22nd Circuit Court of Appeals Justice Hansam al Alallawalahi-Smith made headlines this week when he overturned a ruling out of Dearborn, Michigan. The ruling allowed two critical and violent tenets of Sharia Law to be practiced here in the United States.
When asked why the feds have the right to allow a man to brutalize his wife for speaking with another man and to beat her nearly to death if she were to act on her impulses, the judge mentioned the systematic infusion clause and said the Sharia Law should be allowed because the 14th Amendment guarantees them the rights guaranteed by other states.
Those laws may be acceptable to savages, but here in America, we have higher standards.

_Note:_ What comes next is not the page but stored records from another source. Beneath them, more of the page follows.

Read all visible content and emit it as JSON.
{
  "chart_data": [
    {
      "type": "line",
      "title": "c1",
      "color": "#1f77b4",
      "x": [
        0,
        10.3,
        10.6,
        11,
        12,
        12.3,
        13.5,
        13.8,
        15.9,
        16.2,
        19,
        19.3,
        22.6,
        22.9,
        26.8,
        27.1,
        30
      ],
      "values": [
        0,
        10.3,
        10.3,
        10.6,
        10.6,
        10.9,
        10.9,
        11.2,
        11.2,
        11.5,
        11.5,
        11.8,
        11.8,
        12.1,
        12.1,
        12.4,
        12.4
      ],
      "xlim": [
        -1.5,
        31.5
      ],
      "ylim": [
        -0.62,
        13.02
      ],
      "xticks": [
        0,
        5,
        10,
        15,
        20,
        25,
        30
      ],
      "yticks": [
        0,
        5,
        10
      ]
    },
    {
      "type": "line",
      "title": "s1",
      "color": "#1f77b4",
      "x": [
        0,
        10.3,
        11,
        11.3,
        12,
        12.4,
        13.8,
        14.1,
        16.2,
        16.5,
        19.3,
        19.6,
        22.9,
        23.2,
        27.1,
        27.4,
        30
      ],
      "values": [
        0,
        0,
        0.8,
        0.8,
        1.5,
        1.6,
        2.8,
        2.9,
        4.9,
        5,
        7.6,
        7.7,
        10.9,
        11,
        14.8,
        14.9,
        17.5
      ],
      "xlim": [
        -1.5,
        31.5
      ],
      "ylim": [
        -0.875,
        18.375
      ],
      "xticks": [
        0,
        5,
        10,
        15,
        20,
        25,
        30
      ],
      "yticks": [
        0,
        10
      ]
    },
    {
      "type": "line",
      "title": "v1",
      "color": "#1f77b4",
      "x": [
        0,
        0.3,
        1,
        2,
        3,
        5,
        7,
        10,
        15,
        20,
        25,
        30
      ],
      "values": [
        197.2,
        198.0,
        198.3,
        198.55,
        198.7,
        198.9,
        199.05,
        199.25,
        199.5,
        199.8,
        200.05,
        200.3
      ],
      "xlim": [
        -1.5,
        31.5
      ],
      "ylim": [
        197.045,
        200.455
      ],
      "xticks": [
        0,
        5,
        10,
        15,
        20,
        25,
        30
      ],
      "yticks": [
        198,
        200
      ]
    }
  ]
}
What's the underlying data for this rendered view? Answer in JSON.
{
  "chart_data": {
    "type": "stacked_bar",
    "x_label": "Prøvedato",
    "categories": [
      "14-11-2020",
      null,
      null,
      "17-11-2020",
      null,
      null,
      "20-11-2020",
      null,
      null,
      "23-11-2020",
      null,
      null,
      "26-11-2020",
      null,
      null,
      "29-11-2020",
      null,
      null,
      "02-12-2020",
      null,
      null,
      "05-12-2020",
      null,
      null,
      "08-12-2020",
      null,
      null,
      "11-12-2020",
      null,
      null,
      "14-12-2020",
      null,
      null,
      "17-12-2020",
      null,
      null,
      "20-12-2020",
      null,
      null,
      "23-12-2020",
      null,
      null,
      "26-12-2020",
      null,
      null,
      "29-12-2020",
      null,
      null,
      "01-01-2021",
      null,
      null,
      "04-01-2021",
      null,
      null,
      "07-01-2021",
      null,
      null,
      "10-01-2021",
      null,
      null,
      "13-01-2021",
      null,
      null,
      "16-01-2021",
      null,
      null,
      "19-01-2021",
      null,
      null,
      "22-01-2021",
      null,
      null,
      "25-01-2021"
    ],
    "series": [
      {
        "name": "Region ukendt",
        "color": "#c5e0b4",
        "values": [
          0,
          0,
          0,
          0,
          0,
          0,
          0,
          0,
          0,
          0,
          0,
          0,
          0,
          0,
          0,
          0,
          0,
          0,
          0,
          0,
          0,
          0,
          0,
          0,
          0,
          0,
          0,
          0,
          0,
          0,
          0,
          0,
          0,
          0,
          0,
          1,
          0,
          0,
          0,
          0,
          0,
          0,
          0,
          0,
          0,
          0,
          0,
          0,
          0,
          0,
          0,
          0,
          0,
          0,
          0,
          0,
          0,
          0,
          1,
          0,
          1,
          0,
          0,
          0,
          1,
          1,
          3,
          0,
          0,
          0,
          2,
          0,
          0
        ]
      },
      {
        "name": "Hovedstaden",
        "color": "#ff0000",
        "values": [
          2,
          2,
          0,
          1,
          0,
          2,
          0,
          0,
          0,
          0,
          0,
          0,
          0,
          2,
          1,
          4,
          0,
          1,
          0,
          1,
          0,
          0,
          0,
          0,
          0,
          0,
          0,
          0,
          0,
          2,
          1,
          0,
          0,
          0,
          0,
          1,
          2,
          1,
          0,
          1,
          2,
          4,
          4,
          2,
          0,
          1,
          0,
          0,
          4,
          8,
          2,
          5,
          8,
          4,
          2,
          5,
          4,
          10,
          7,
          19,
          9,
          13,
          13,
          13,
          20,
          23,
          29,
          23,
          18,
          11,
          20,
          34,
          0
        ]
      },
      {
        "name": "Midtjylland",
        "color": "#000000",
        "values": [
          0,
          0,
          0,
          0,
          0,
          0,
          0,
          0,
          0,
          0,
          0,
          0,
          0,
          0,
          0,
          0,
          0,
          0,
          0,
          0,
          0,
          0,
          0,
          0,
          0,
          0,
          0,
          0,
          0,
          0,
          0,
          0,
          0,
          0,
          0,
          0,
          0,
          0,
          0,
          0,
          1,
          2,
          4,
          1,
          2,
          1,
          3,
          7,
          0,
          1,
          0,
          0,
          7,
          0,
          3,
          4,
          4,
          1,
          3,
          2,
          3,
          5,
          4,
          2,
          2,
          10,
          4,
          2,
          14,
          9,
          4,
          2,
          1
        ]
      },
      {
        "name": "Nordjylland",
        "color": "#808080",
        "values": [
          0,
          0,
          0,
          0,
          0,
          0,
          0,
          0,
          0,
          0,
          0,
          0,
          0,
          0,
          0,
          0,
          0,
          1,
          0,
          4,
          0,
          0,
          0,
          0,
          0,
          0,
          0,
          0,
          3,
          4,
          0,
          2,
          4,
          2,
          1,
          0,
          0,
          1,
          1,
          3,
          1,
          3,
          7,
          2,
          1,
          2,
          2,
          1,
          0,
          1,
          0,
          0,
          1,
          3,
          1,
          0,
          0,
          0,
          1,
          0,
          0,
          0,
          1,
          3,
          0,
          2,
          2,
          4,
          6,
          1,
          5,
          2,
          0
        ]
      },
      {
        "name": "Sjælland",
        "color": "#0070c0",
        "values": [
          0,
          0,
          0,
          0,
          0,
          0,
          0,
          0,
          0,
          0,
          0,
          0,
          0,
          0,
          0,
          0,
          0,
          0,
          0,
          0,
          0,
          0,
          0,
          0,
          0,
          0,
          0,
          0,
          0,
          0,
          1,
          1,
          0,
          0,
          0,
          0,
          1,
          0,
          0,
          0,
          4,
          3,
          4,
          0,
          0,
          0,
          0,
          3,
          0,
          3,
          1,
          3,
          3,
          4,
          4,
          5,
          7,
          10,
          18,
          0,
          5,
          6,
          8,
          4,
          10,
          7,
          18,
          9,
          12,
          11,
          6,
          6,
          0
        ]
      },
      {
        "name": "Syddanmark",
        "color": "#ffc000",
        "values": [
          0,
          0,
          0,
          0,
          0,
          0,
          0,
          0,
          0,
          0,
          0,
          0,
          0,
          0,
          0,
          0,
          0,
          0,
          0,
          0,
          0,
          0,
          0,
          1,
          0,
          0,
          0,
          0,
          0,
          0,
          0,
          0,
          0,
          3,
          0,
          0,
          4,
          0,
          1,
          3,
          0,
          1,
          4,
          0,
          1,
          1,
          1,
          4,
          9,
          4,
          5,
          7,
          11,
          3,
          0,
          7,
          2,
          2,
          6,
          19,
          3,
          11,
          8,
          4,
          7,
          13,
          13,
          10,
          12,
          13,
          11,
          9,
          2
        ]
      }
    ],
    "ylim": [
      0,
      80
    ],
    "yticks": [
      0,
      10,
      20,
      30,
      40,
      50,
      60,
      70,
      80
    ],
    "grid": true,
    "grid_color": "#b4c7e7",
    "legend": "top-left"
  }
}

Alallaha-Smith noted that the 14th Amendment doesn’t necessarily exclude foreign influence from being allowed by law, citing the Christmas Holiday as an example:
“CHRISTMAS IS A CHRISTIAN HOLIDAY EXCLUSIVELY, YET IF YOU’RE A MUSLIM AND YOU WANT TO GO ABOUT YOUR DAY WITHOUT BEING BOTHERED YOU CAN’T BECAUSE THE LAWS OF A CITY IN A CITY IN ROME TAKE PRECEDENT OVER THE 1ST AMENDMENT, WHICH GUARANTEES NO STATE SPONSORED RELIGION. A FEDERAL CHRISTMAS HOLIDAY IS JUST THAT.
WITH THAT AS PRECEDENT, UNDERSTANDING THAT A HIGHER COURT MAY REVERSE IT, MY DECISION IS THAT ITEMS ONE AND TWO ON THE DOCKET ARE ALLOWABLE BETWEEN FAMILY MEMBERS AS PRESCRIBED BY SHARIA LAW.
”President Trump used an old precedent and an executive order to remove al Allalawaralahali-Smith from the bench, citing gross negligence of his duties and wanton disregard for the United States Constitution, reports As American As Apple Pie.
Democrats can’t stop complaining about this, claiming that since the appointment wasn’t Trump’s, he can’t use the precedent to fire him. Trump responded that people always want him to think about the Office in these situations. His only statement was,
“THE OFFICE HAD NO CHOICE BUT TO LET HIM GO FOR THE GOOD OF THE COUNTRY.”